The suspect fled into the yard of a residential home. There were six children present, innocent bystanders not suspected of any crime. Nervous about the suspect, the officers told the children to lie down on the ground and not move. The children did so. The adult watching the children was put in handcuffs, as was the suspect.

It was after the handcuffing that a dog approached from the house, looking to go to its owners lying down in the yard. It was not threatening, according to reports. Still, the officer fired his weapon at the dog, missing. The dog hid back in the home, only to reappear within approximately 10 seconds to again approach its owners. The officer fired again. Another miss. This time the bullet hit a child on the ground in the back of his right knee. The child was less than two feet away from the officer.
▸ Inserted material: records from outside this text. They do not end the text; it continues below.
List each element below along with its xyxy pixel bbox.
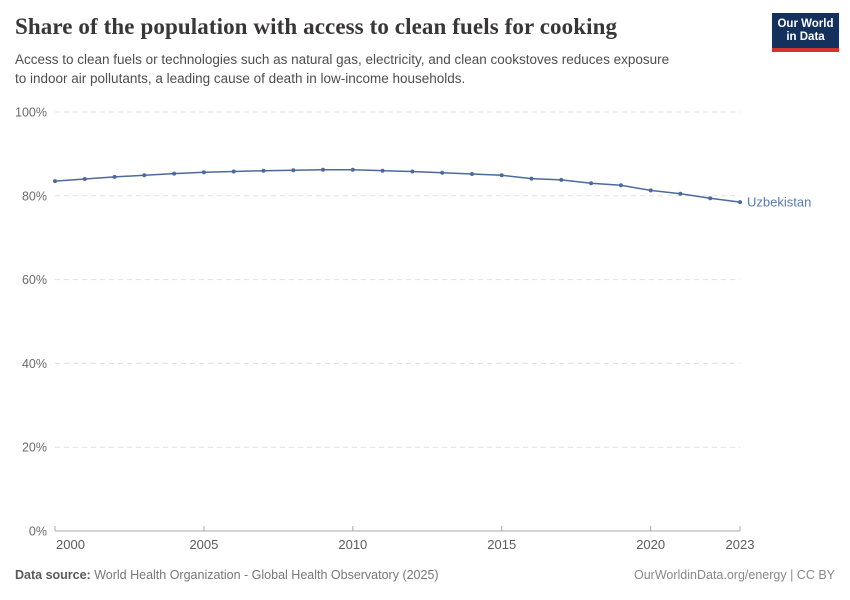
y-tick-label: 60% — [22, 273, 47, 287]
data-point — [53, 179, 57, 184]
data-point — [589, 181, 594, 186]
owid-logo[interactable]: Our World in Data — [772, 13, 839, 52]
data-point — [618, 183, 623, 188]
data-source: Data source: World Health Organization -… — [15, 568, 439, 582]
data-point — [648, 188, 653, 193]
chart-subtitle: Access to clean fuels or technologies su… — [15, 50, 669, 88]
data-point — [559, 177, 564, 182]
data-point — [410, 169, 415, 174]
data-point — [321, 167, 325, 172]
data-point — [678, 191, 683, 196]
chart-footer: Data source: World Health Organization -… — [15, 568, 835, 582]
data-source-label: Data source: — [15, 568, 91, 582]
entity-label: Uzbekistan — [747, 195, 811, 210]
subtitle-line-1: Access to clean fuels or technologies su… — [15, 52, 670, 67]
data-point — [112, 174, 117, 179]
owid-logo-line1: Our World — [777, 18, 834, 30]
y-tick-label: 0% — [29, 525, 47, 539]
data-point — [440, 170, 445, 175]
x-tick-label: 2000 — [56, 537, 85, 552]
data-point — [529, 176, 534, 181]
series-line — [54, 169, 741, 203]
x-tick-label: 2023 — [726, 537, 755, 552]
y-tick-label: 100% — [15, 106, 47, 120]
y-tick-label: 40% — [22, 357, 47, 371]
data-point — [350, 167, 355, 172]
owid-logo-line2: in Data — [786, 31, 825, 43]
x-tick-label: 2020 — [636, 537, 665, 552]
x-tick-label: 2015 — [487, 537, 516, 552]
y-tick-label: 20% — [22, 441, 47, 455]
x-tick-label: 2005 — [189, 537, 218, 552]
subtitle-line-2: to indoor air pollutants, a leading caus… — [15, 71, 466, 86]
data-point — [708, 196, 713, 201]
data-point — [231, 169, 236, 174]
data-point — [380, 168, 385, 173]
page-title: Share of the population with access to c… — [15, 14, 618, 39]
y-tick-label: 80% — [22, 189, 47, 203]
data-point — [470, 172, 474, 176]
data-point — [82, 177, 87, 181]
data-point — [142, 173, 147, 178]
data-point — [172, 171, 177, 176]
x-tick-label: 2010 — [338, 537, 367, 552]
data-point — [291, 168, 296, 173]
data-point — [261, 168, 266, 173]
data-point — [738, 200, 742, 205]
data-point — [499, 173, 504, 178]
data-source-text: World Health Organization - Global Healt… — [90, 568, 439, 582]
credit-link[interactable]: OurWorldinData.org/energy | CC BY — [633, 568, 835, 582]
data-point — [201, 170, 206, 175]
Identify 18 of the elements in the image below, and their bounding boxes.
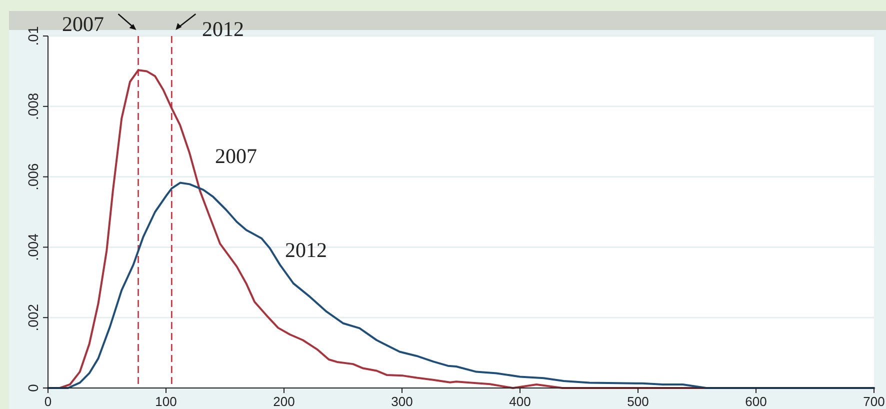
y-tick-label: .002	[25, 304, 41, 332]
y-tick-label: .008	[25, 92, 41, 120]
x-tick-label: 200	[273, 394, 295, 409]
annotation: 2012	[202, 17, 244, 41]
x-tick-label: 300	[391, 394, 413, 409]
y-tick-label: .01	[25, 26, 41, 46]
x-tick-label: 400	[509, 394, 531, 409]
x-tick-label: 600	[745, 394, 767, 409]
x-tick-label: 500	[627, 394, 649, 409]
x-tick-label: 700	[863, 394, 885, 409]
y-tick-label: 0	[25, 384, 41, 392]
x-tick-label: 0	[44, 394, 52, 409]
y-tick-label: .004	[25, 233, 41, 261]
annotation: 2007	[215, 144, 257, 168]
y-tick-label: .006	[25, 162, 41, 190]
annotation: 2012	[285, 238, 327, 262]
annotation: 2007	[62, 12, 104, 36]
x-tick-label: 100	[155, 394, 177, 409]
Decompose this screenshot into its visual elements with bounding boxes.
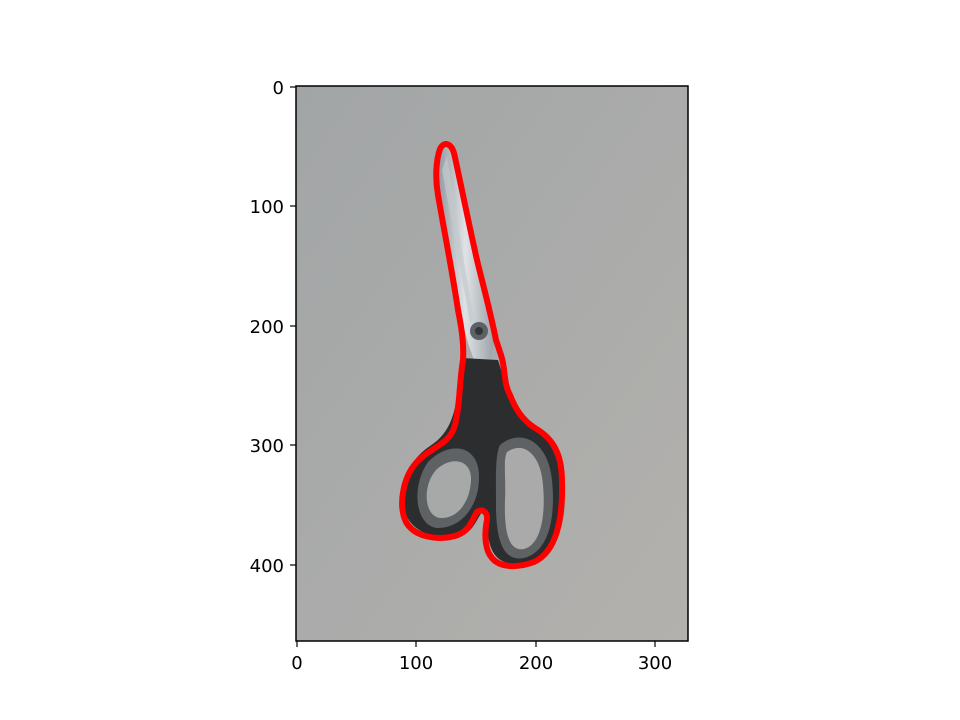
y-tick-label: 100 [250,197,284,218]
x-tick-label: 300 [638,653,672,674]
x-tick-label: 100 [399,653,433,674]
x-tick-label: 0 [291,653,302,674]
y-tick-label: 400 [250,556,284,577]
scissors-image [402,145,566,566]
left-handle-hole [426,461,472,519]
scissors-contour [399,141,566,570]
x-axis: 0 100 200 300 [291,641,672,674]
y-tick-label: 300 [250,436,284,457]
x-tick-label: 200 [519,653,553,674]
right-handle-hole [504,447,544,550]
y-tick-label: 0 [273,78,284,99]
y-axis: 0 100 200 300 400 [250,78,296,577]
image-panel [296,86,688,641]
pivot-screw-center [475,327,483,335]
axes-frame [295,85,689,642]
blade-edge-shading [442,156,474,322]
y-tick-label: 200 [250,317,284,338]
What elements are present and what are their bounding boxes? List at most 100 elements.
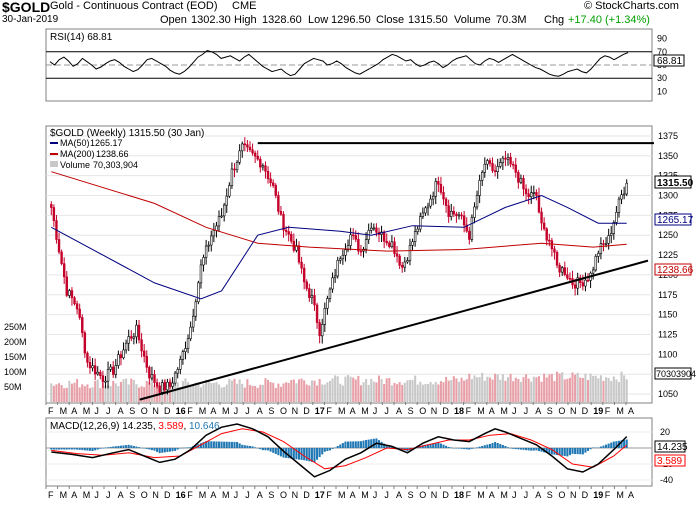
macd-histogram-bar: [491, 443, 494, 448]
volume-last-value: 70303904: [656, 369, 696, 379]
macd-histogram-bar: [439, 443, 442, 448]
macd-histogram-bar: [107, 447, 110, 448]
x-tick-label: F: [326, 406, 332, 416]
x-tick-label: J: [245, 406, 250, 416]
macd-histogram-bar: [145, 448, 148, 449]
macd-histogram-bar: [179, 448, 182, 449]
macd-histogram-bar: [566, 448, 569, 457]
volume-bar: [566, 378, 569, 402]
volume-bar: [556, 371, 559, 402]
macd-histogram-bar: [65, 448, 68, 450]
volume-bar: [470, 379, 473, 402]
candle-body: [78, 308, 81, 318]
ma50-last-box: [654, 213, 692, 226]
macd-histogram-bar: [568, 448, 571, 456]
candle-body: [426, 205, 430, 209]
candle-body: [212, 230, 216, 237]
macd-hist-value: 10.646: [189, 421, 220, 432]
candle-body: [527, 193, 530, 198]
x-tick-label: F: [466, 490, 472, 500]
candle-body: [150, 374, 154, 379]
candle-body: [470, 217, 474, 240]
macd-histogram-bar: [215, 441, 218, 448]
macd-histogram-bar: [450, 447, 453, 448]
candle-body: [473, 206, 476, 218]
open-value: 1302.30: [191, 14, 231, 26]
volume-bar: [380, 379, 383, 402]
candle-body: [186, 338, 190, 349]
candle-body: [207, 244, 210, 247]
volume-bar: [504, 380, 507, 402]
candle-body: [522, 178, 525, 190]
x-tick-label: O: [280, 406, 287, 416]
candle-body: [542, 222, 546, 230]
macd-histogram-bar: [437, 442, 440, 448]
candle-body: [284, 229, 288, 232]
candle-body: [132, 336, 136, 339]
macd-histogram-bar: [504, 446, 507, 448]
ticker-symbol: $GOLD: [2, 0, 51, 15]
macd-tick-label: -40: [660, 475, 673, 485]
candle-body: [235, 162, 239, 171]
macd-histogram-bar: [424, 444, 427, 448]
x-tick-label: D: [442, 406, 449, 416]
x-tick-label: F: [48, 490, 54, 500]
macd-histogram-bar: [579, 448, 582, 455]
volume-bar: [548, 374, 551, 402]
macd-histogram-bar: [445, 445, 448, 448]
x-tick-label: 16: [176, 490, 186, 500]
candle-body: [504, 157, 507, 160]
candle-body: [171, 382, 174, 387]
candle-body: [364, 239, 368, 250]
volume-bar: [486, 376, 489, 402]
candle-body: [271, 182, 275, 186]
volume-bar: [429, 382, 432, 402]
candle-body: [91, 365, 94, 369]
x-tick-label: J: [234, 490, 239, 500]
macd-histogram-bar: [194, 445, 197, 448]
candle-body: [594, 256, 597, 271]
x-tick-label: M: [361, 490, 369, 500]
volume-bar: [96, 379, 99, 402]
x-tick-label: 19: [593, 490, 603, 500]
x-tick-label: S: [547, 406, 553, 416]
volume-bar: [230, 380, 233, 402]
volume-bar: [478, 377, 481, 402]
volume-bar: [607, 377, 610, 402]
x-tick-label: S: [268, 490, 274, 500]
candle-body: [622, 193, 626, 196]
x-tick-label: S: [129, 490, 135, 500]
candle-body: [434, 181, 437, 197]
x-tick-label: F: [326, 490, 332, 500]
volume-bar: [76, 379, 79, 402]
ma200-last-box: [654, 263, 692, 276]
candle-body: [279, 211, 283, 215]
legend-volume-name: Volume: [60, 160, 90, 170]
candle-body: [419, 216, 422, 230]
price-tick-label: 1300: [658, 191, 678, 201]
macd-histogram-bar: [236, 442, 239, 448]
x-tick-label: M: [199, 490, 207, 500]
volume-bar: [220, 387, 223, 402]
volume-bar: [525, 374, 528, 402]
macd-histogram-bar: [610, 442, 613, 448]
candle-body: [222, 204, 226, 217]
macd-histogram-bar: [295, 448, 298, 460]
candle-body: [581, 282, 585, 287]
macd-histogram-bar: [55, 448, 58, 450]
volume-bar: [416, 384, 419, 402]
candle-body: [597, 252, 600, 257]
volume-bar: [599, 375, 602, 402]
x-tick-label: M: [83, 406, 91, 416]
candle-body: [197, 282, 200, 303]
candle-body: [403, 261, 407, 268]
candle-body: [509, 156, 512, 165]
volume-bar: [109, 386, 112, 402]
volume-bar: [199, 387, 202, 402]
x-tick-label: F: [466, 406, 472, 416]
x-tick-label: J: [245, 490, 250, 500]
candle-body: [468, 230, 471, 240]
price-tick-label: 1100: [658, 349, 677, 359]
x-tick-label: S: [408, 406, 414, 416]
volume-bar: [372, 381, 375, 402]
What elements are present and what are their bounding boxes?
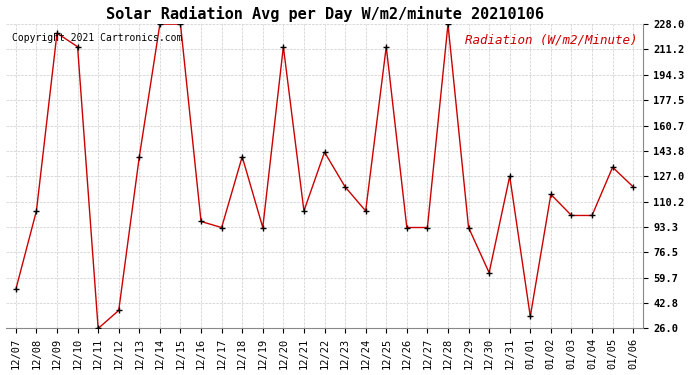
- Title: Solar Radiation Avg per Day W/m2/minute 20210106: Solar Radiation Avg per Day W/m2/minute …: [106, 6, 544, 21]
- Text: Radiation (W/m2/Minute): Radiation (W/m2/Minute): [465, 33, 638, 46]
- Text: Copyright 2021 Cartronics.com: Copyright 2021 Cartronics.com: [12, 33, 182, 43]
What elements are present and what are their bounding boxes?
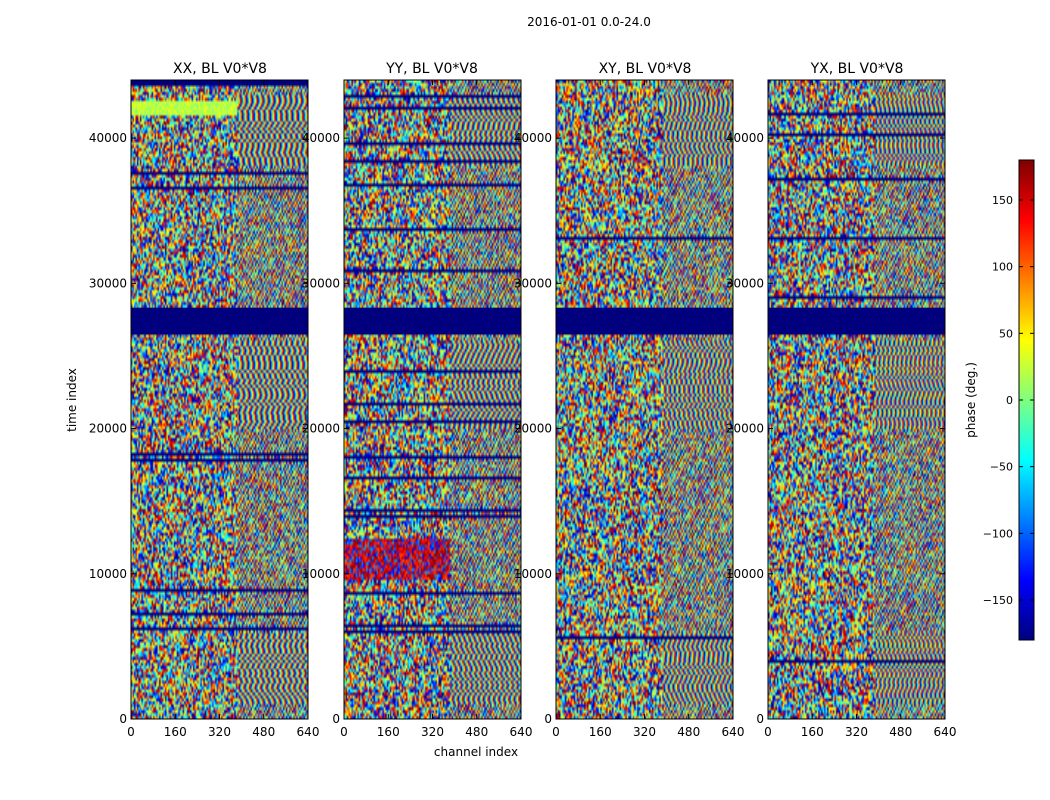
panel-yy: YY, BL V0*V8 0 160 320 480 640 0 10000 20000 300… [302, 61, 533, 739]
x-tick-label: 640 [510, 725, 533, 739]
x-tick-label: 640 [934, 725, 957, 739]
y-tick-label: 20000 [726, 422, 764, 436]
x-tick-label: 0 [127, 725, 135, 739]
x-tick-label: 480 [252, 725, 275, 739]
flagged-band [556, 312, 733, 335]
y-tick-label: 30000 [514, 276, 552, 290]
panel-title-xy: XY, BL V0*V8 [599, 61, 692, 77]
panel-xy: XY, BL V0*V8 0 160 320 480 640 0 10000 20000 300… [514, 61, 745, 739]
phase-image [556, 80, 733, 719]
suptitle: 2016-01-01 0.0-24.0 [527, 15, 651, 29]
x-tick-label: 480 [889, 725, 912, 739]
y-tick-label: 40000 [302, 131, 340, 145]
x-tick-label: 0 [764, 725, 772, 739]
phase-image [131, 80, 308, 719]
y-tick-label: 10000 [302, 567, 340, 581]
y-tick-label: 0 [544, 712, 552, 726]
x-tick-label: 160 [589, 725, 612, 739]
colorbar: phase (deg.) −150 −100 −50 0 50 100 150 [964, 159, 1035, 641]
flagged-band [768, 312, 945, 335]
panel-yx: YX, BL V0*V8 0 160 320 480 640 0 10000 20000 300… [726, 61, 957, 739]
x-tick-label: 480 [677, 725, 700, 739]
y-tick-label: 10000 [726, 567, 764, 581]
x-tick-label: 160 [164, 725, 187, 739]
x-axis-label: channel index [434, 745, 518, 759]
y-tick-label: 40000 [89, 131, 127, 145]
y-tick-label: 20000 [302, 422, 340, 436]
colorbar-tick-label: 50 [999, 327, 1013, 340]
y-tick-label: 0 [119, 712, 127, 726]
x-tick-label: 640 [722, 725, 745, 739]
y-tick-label: 20000 [89, 422, 127, 436]
flagged-band [344, 308, 521, 317]
flagged-band [556, 308, 733, 317]
colorbar-tick-label: −50 [990, 461, 1013, 474]
x-tick-label: 0 [340, 725, 348, 739]
colorbar-tick-label: 100 [992, 261, 1013, 274]
y-tick-label: 40000 [514, 131, 552, 145]
x-tick-label: 320 [845, 725, 868, 739]
y-tick-label: 30000 [302, 276, 340, 290]
x-tick-label: 0 [552, 725, 560, 739]
y-tick-label: 0 [332, 712, 340, 726]
panel-title-yy: YY, BL V0*V8 [385, 61, 478, 77]
y-tick-label: 30000 [726, 276, 764, 290]
y-tick-label: 30000 [89, 276, 127, 290]
flagged-band [768, 308, 945, 317]
y-tick-label: 20000 [514, 422, 552, 436]
x-tick-label: 160 [801, 725, 824, 739]
panel-title-xx: XX, BL V0*V8 [173, 61, 267, 77]
flagged-band [344, 312, 521, 335]
x-tick-label: 480 [465, 725, 488, 739]
phase-image [768, 80, 945, 719]
colorbar-tick-label: 0 [1006, 394, 1013, 407]
flagged-band [131, 308, 308, 317]
x-tick-label: 320 [421, 725, 444, 739]
colorbar-tick-label: 150 [992, 194, 1013, 207]
y-axis-label: time index [65, 368, 79, 432]
panel-title-yx: YX, BL V0*V8 [810, 61, 904, 77]
x-tick-label: 320 [208, 725, 231, 739]
colorbar-tick-label: −150 [983, 594, 1013, 607]
flagged-band [131, 312, 308, 335]
y-tick-label: 0 [756, 712, 764, 726]
phase-image [344, 80, 521, 719]
y-tick-label: 40000 [726, 131, 764, 145]
x-tick-label: 640 [297, 725, 320, 739]
colorbar-tick-label: −100 [983, 527, 1013, 540]
colorbar-label: phase (deg.) [964, 362, 978, 438]
x-tick-label: 320 [633, 725, 656, 739]
panel-xx: XX, BL V0*V8 0 160 320 480 640 0 10000 20000 300… [89, 61, 320, 739]
x-tick-label: 160 [377, 725, 400, 739]
y-tick-label: 10000 [514, 567, 552, 581]
y-tick-label: 10000 [89, 567, 127, 581]
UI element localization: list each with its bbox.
Does the Officer Get Qualified Immunity?

A complaint against the officer alleged that the officer used unreasonable force in violation of the 4th Amendment.  The question before the 11th Circuit Court of Appeals in Corbitt v. Vickers was whether this officer should get qualified immunity and the complaint should be dismissed. The district court denied the motion to dismiss. The 11th Circuit Court of Appeals reversed.

The Decision

Qualified immunity cases rest on whether the plaintiff can show that a constitutional right was violated and that it is clearly established that the action in question violates that right. A plaintiff can do this in three ways:

  • If existing precedent establishes that the conduct violates the constitutional right
  • If a broader principle should govern the unique circumstances of the case
  • The conduct obviously violates the constitution

The majority held that the circumstances supported a 4th Amendment claim. However, it found no relevant caselaw that would put the officer on notice that firing at a non-threatening dog with children around was unacceptable. Judge R. Lanier Anderson wrote for the majority that “there was no clearly established law making it apparent to any reasonable officer in Vickers’s shoes that his actions in firing at the dog and accidentally shooting SDC would violate the Fourth Amendment.” Therefore, it reversed the lower court’s decision.

In his dissent, Judge Charles R. Wilson wrote that “no competent officer would fire his weapon in the direction of a nonthreatening pet while that pet was surrounded by children” Therefore, the conduct obviously violates the constitution and qualified immunity should not apply.

A Heavy Burden

The case reinforces how difficult it can be to show that qualified immunity does not apply when previous caselaw has not addressed similar circumstances, at least in the 11th Circuit. The majority noted as much in its decision.

One can certainly question the wisdom at firing a gun at a dog – twice, with a pause between shots – while surrounded by children. But that questionable judgment does not negate the protection offered by qualified immunity, at least in the 11th Circuit.